You can use any greens you like to make this soup.
- 3 tablespoons extra-virgin olive oil
- 3/4 pound Italian sausage – casings removed
- 3/4 pound white potatoes – sliced 1/4 inch thick
- 1 small onion, thinly sliced
- 3 garlic cloves – thinly sliced
- 1 lb braising greens (a mix of several kinds of greens, such as kale, collard greens, chard, & spinach, or our mixed braising greens), stemmed and coarsely chopped
- Salt & Freshly ground pepper
- One 28-ounce can whole tomatoes, crushed, or 2-3 medium sauce tomatoes
- 6 cups chicken stock or low-sodium broth
- 2 basil sprigs – plus chopped basil, for garnish
In a large pot, heat 1 tablespoon of the olive oil. Add the sausage and cook over moderately high heat, breaking up the clumps, until browned, 5 to 7 minutes. Transfer the sausage to a paper towel-lined plate.

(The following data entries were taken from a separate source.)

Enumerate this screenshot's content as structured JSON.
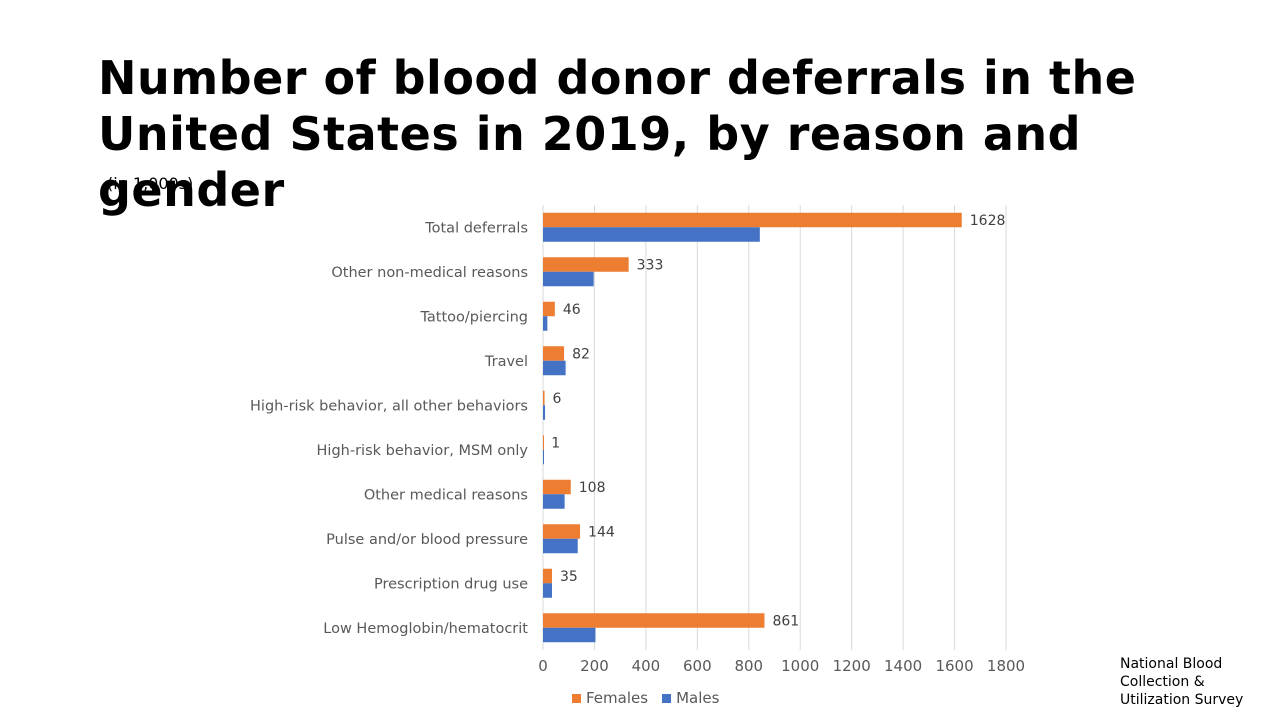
{
  "title": "Number of blood donor deferrals in the United States in 2019, by reason and gender",
  "subtitle": "(in 1,000s)",
  "source": "National Blood Collection & Utilization Survey",
  "colors": {
    "females": "#ED7D31",
    "males": "#4472C4",
    "grid": "#D9D9D9",
    "axis_text": "#595959"
  },
  "chart_data": {
    "type": "bar",
    "orientation": "horizontal",
    "categories": [
      "Total deferrals",
      "Other non-medical reasons",
      "Tattoo/piercing",
      "Travel",
      "High-risk behavior, all other behaviors",
      "High-risk behavior, MSM only",
      "Other medical reasons",
      "Pulse and/or blood pressure",
      "Prescription drug use",
      "Low Hemoglobin/hematocrit"
    ],
    "series": [
      {
        "name": "Females",
        "values": [
          1628,
          333,
          46,
          82,
          6,
          1,
          108,
          144,
          35,
          861
        ],
        "data_labels": true
      },
      {
        "name": "Males",
        "values": [
          843,
          197,
          17,
          88,
          8,
          3,
          84,
          135,
          35,
          204
        ],
        "data_labels": false
      }
    ],
    "xlim": [
      0,
      1800
    ],
    "xticks": [
      0,
      200,
      400,
      600,
      800,
      1000,
      1200,
      1400,
      1600,
      1800
    ],
    "grid": true,
    "legend": "bottom"
  }
}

Add the remaining 2 tablespoons of olive oil to the pot along with the potatoes, onion and garlic. Cook over moderate heat, stirring, until the onion is softened, about 3 minutes. Add the spinach, kale, or whatever greens you’re using. Season with salt and pepper and cook, stirring, until wilted. Add the tomatoes and their juices, breaking them up with a wooden spoon. Add the broth and the basil sprigs and bring to a boil. Partially cover and simmer until the greens and potatoes are tender and the soup is thickened, about 25 minutes.
Discard the basil sprigs. Stir in the sausage and season with salt and pepper. Ladle the soup into bowls, garnish with chopped basil and serve.